The following are the topics covered in each level:
Introduction to when an equation is a function (horizontal line test). Includes trigonometric functions and polynomials as a pre-calculus review. Also covers linear functions, inverse functions, even-odd functions, rational functions, exponential functions, logarithms, etc. Finally some basic concepts such as domain and range of a function and inverses.
2. Limits and Continuity
Limits are usually the first thing covered in calculus, and would be best to be introduced early. Convergence and divergence are central to this level. Includes limits of polynomials, rational functions, and trigonometric functions.
3. Differentiability and Derivative of a Function
The definition of derivative ( lim h->o of [f(x+h)-f(x)]/h ) depends on limits and it is best that students understand limits of functions first. This level covers the concept of a derivative as the slope of a function, basic properties of taking limits, tangent and normal lines, and how to calculate a derrivative using the lim h->0 method.
4. Power Rule, Product Rule and Quotient Rule
This level simplifies the computation of derivatives using the above rules. It also covers the derrivatives of powers, polynomials, and rational functions.
5. Derivatives by the Chain Rule
This level covers the derivatives of composite functions. It also covers derivatives of logarithms and exponential functions.
6. Derivative of the trigonometric functions
This level covers the derivatives of Sine, Cosine, tangent, cotangent, secant, and cosecant. Also allows for practice of the previously learned rules.
7. Inverse Functions and their derivatives
This level reviews when a function is invertible (horizontal line test).
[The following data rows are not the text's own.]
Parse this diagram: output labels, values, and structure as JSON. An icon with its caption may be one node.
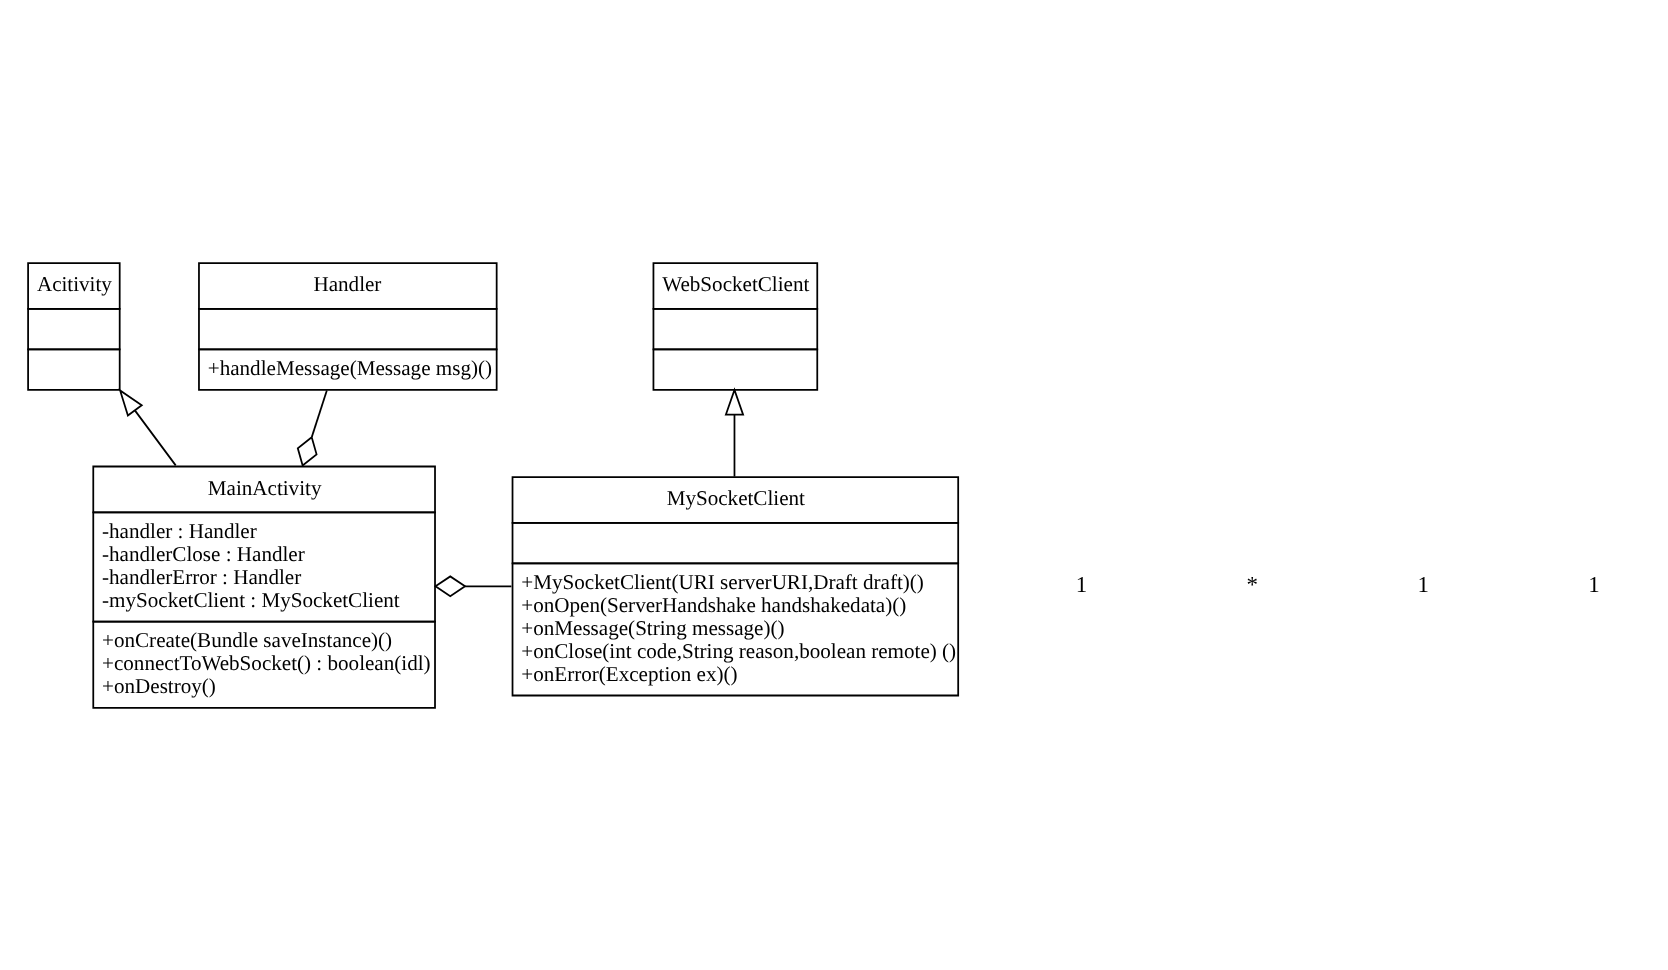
{
  "diagram": {
    "nodes": [
      {
        "text": [
          "Acitivity"
        ]
      },
      {
        "text": [
          "Handler",
          "+handleMessage(Message msg)()"
        ]
      },
      {
        "text": [
          "WebSocketClient"
        ]
      },
      {
        "text": [
          "MainActivity",
          "-handler : Handler",
          "-handlerClose : Handler",
          "-handlerError : Handler",
          "-mySocketClient : MySocketClient",
          "+onCreate(Bundle saveInstance)()",
          "+connectToWebSocket() : boolean(idl)",
          "+onDestroy()"
        ]
      },
      {
        "text": [
          "MySocketClient",
          "+MySocketClient(URI serverURI,Draft draft)()",
          "+onOpen(ServerHandshake handshakedata)()",
          "+onMessage(String message)()",
          "+onClose(int code,String reason,boolean remote) ()",
          "+onError(Exception ex)()"
        ]
      }
    ],
    "edges": [
      {
        "from": 3,
        "to": 0,
        "arrow": "to"
      },
      {
        "from": 3,
        "to": 1,
        "arrow": "other"
      },
      {
        "from": 3,
        "to": 4,
        "arrow": "other"
      },
      {
        "from": 4,
        "to": 2,
        "arrow": "to"
      }
    ],
    "labels": [
      "1",
      "*",
      "1",
      "1"
    ]
  }
}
8. Second Derivatives, concavity, and physical applications
This level introduces the notion of a second derivative and covers the concept of concavity.
9. Graphs of functions and curve Sketching
This level covers extreme value theorem, mean value theorem, relative max and mins by first and second derrivative tests, inflection points, vertical and horizontal asymptotes, increasing/decreasing intervals, concave up and concave down.
10. Implicit Differentiation
This level covers the concepts of taking the derivative of an ellipse, hyperbola, circle, and other things that are not defined as functions but rather are defined by implicit equations (such as x^2 + y^2 = 1 for the circle).
11. Related Rates and Optimization
This level focuses on the applications of implicit differentiation. It also reviews simple geometric formulas such as area of a circle, sphere, triangle, cone, etc.
12. Linear Approximation and differentials.
This should be introduced by the standard definition f(x+a) = f(a) + f'(a)(x-a). This level also covers mean value theorem and intermediate value theorem.
13. Area under a curve and Riemann sums
This level covers the concept of left, middle, and right Riemann sums with a finite number of rectangles.
14. Anti-derivatives and integration
This level covers the Fundamental Theorem of Calculus and the relation of definite integrals and area under a curve. Basic properties of integration are also covered.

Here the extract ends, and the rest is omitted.